"It is true," I groaned, "but I have lived to see my error. You are upright, you are just, you are liberal."

"I lent you my money," be continued, "without interest, to prove to you and to everybody that when you spoke in that way against me you were speaking lies, and that really I am a benevolent man." There was something absolutely diabolical in his voice as he uttered these words. "And even then, when I gave you the money, to my own loss--for how much more profitably it could have been employed!--you threw into my teeth the taunt that the devil is never so black as he is painted." (I groaned again.) "If you have been improvident that is your affair. If you have squandered my money and lost it recklessly, you will be spoken of as a knave, and you will forfeit the honorable name you have been so proud of." (I gave two long distinct groans.) "I have come now for my money, and if you are not prepared to pay me three thousand honest florins, I will strip your house and your shop of every article they contain."

"No, no, Pretzel," I moaned, "you do not mean it!"

"I do mean it! You shall not have a bed to lie upon, nor a spoon to eat with.

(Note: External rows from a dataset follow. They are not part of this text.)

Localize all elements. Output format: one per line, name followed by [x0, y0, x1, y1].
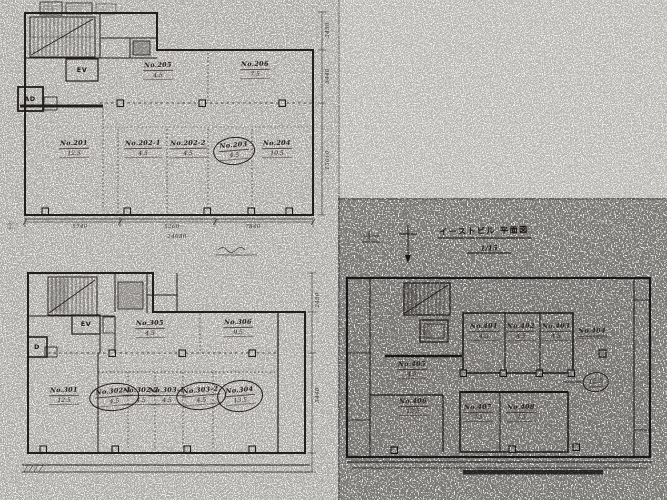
- room-label: No.405 4.5: [397, 361, 427, 380]
- room-number: No.306: [223, 319, 253, 328]
- room-label: No.406 12.5: [398, 398, 428, 417]
- floorplan-linework: [0, 0, 667, 500]
- room-label: No.204 10.5: [262, 140, 292, 159]
- room-area: 4.5: [143, 72, 173, 81]
- room-label: No.201 12.5: [59, 140, 89, 159]
- air-duct-label: AD: [24, 95, 35, 103]
- scan-noise-heavy: [338, 198, 667, 500]
- room-number: No.202-1: [124, 140, 162, 149]
- room-area: 7.5: [240, 71, 270, 80]
- room-label: No.301 12.5: [49, 387, 79, 406]
- room-area: 9.5: [223, 329, 253, 338]
- room-area: 4.5: [169, 149, 207, 158]
- room-label: No.205 4.5: [143, 62, 173, 81]
- room-area: 13.5: [225, 396, 255, 407]
- room-area: 4.5: [541, 333, 571, 342]
- dimension-label: 2450: [325, 22, 331, 38]
- dimension-total-label: 24080: [167, 234, 187, 240]
- room-area: 4.5: [182, 395, 220, 406]
- room-area: 12.5: [49, 397, 79, 406]
- room-number: No.406: [398, 398, 428, 407]
- room-number: No.204: [262, 140, 292, 149]
- room-label: No.206 7.5: [240, 61, 270, 80]
- duct-label: D: [34, 343, 40, 351]
- dimension-label: 13010: [325, 150, 331, 170]
- room-label: No.403 4.5: [541, 323, 571, 342]
- room-number: No.401: [469, 323, 499, 332]
- room-area: 4.5: [135, 330, 165, 339]
- room-label: No.202-2 4.5: [169, 140, 207, 159]
- room-label: No.407 7.5: [463, 404, 493, 423]
- dimension-label: 5740: [72, 224, 88, 230]
- room-label: No.404: [577, 327, 607, 338]
- dimension-label: 5440: [325, 68, 331, 84]
- room-area: 7.5: [506, 414, 536, 423]
- room-label: No.408 7.5: [506, 404, 536, 423]
- room-number: No.407: [463, 404, 493, 413]
- room-label: No.305 4.5: [135, 320, 165, 339]
- room-number: No.205: [143, 62, 173, 71]
- room-number: No.405: [397, 361, 427, 370]
- room-label: No.401 4.5: [469, 323, 499, 342]
- room-area: 4.5: [124, 149, 162, 158]
- room-label: No.402 4.5: [506, 323, 536, 342]
- room-area: 4.5: [469, 333, 499, 342]
- elevator-label: EV: [81, 320, 91, 328]
- room-label: No.306 9.5: [223, 319, 253, 338]
- room-number: No.201: [59, 140, 89, 149]
- room-number: No.403: [541, 323, 571, 332]
- room-area: 10.5: [262, 150, 292, 159]
- dimension-label: 5260: [164, 224, 180, 230]
- scan-noise-light-top: [338, 0, 667, 200]
- room-number: No.301: [49, 387, 79, 396]
- room-number: No.305: [135, 320, 165, 329]
- room-number: No.402: [506, 323, 536, 332]
- scanned-floorplan-sheet: No.205 4.5 No.206 7.5 No.201 12.5 No.202…: [0, 0, 667, 500]
- room-area: 7.5: [463, 414, 493, 423]
- room-area: 12.5: [398, 408, 428, 417]
- room-area: 4.5: [219, 151, 249, 162]
- room-number: No.202-2: [169, 140, 207, 149]
- room-area: 12.5: [59, 150, 89, 159]
- room-number: No.206: [240, 61, 270, 70]
- east-plan-scale: 1/15: [480, 243, 497, 253]
- room-number: No.408: [506, 404, 536, 413]
- dimension-label: 7840: [245, 224, 261, 230]
- elevator-label: EV: [77, 66, 87, 74]
- room-area: 4.5: [506, 333, 536, 342]
- room-label: No.202-1 4.5: [124, 140, 162, 159]
- area-note-value: 12.5: [588, 377, 603, 387]
- dimension-label: 5440: [315, 387, 321, 403]
- room-area: 4.5: [397, 371, 427, 380]
- dimension-label: 2450: [315, 292, 321, 308]
- east-plan-title: イーストビル 平面図: [439, 224, 529, 237]
- room-number: No.404: [577, 327, 607, 336]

You will be a beggar, a rogue, a cheat! Ask this lawyer whether I am standing on my rights."

I looked at the lawyer.

"By the bond you have signed," he said, "which Pretzel holds in his hands, if you do not pay him three thousand florins he is entitled to carry away everything movable within these walls."

"And I will do it!" screamed Pretzel, working himself up into a state of frantic exultation; "I will do it! I can see that you have not got the money--that you are not prepared to pay it--that you have squandered it like a thief! You shall suffer for calling me a villainous old usurer; you shall suffer for saying that I am not so black as I am painted! Do you see those vans at the door? They are mine--they are mine--and I'll strip the place to the bare walls, you honest, honorable man!"

Sure enough, there at my door stood two large, strong vans, and I strove to squeeze out a few tears at my impending ruin as Pretzel pointed to them and flourished the bond in my face.

"Are you quite determined to show me no mercy?" I asked, with a succession of such heavy sighs that I thought to myself if I had not been a watch-maker I might have been a fine actor.

"Hear him!" he cried; "he implores mercy from a villainous old usurer! Why, he must be a fool as well as a rogue!"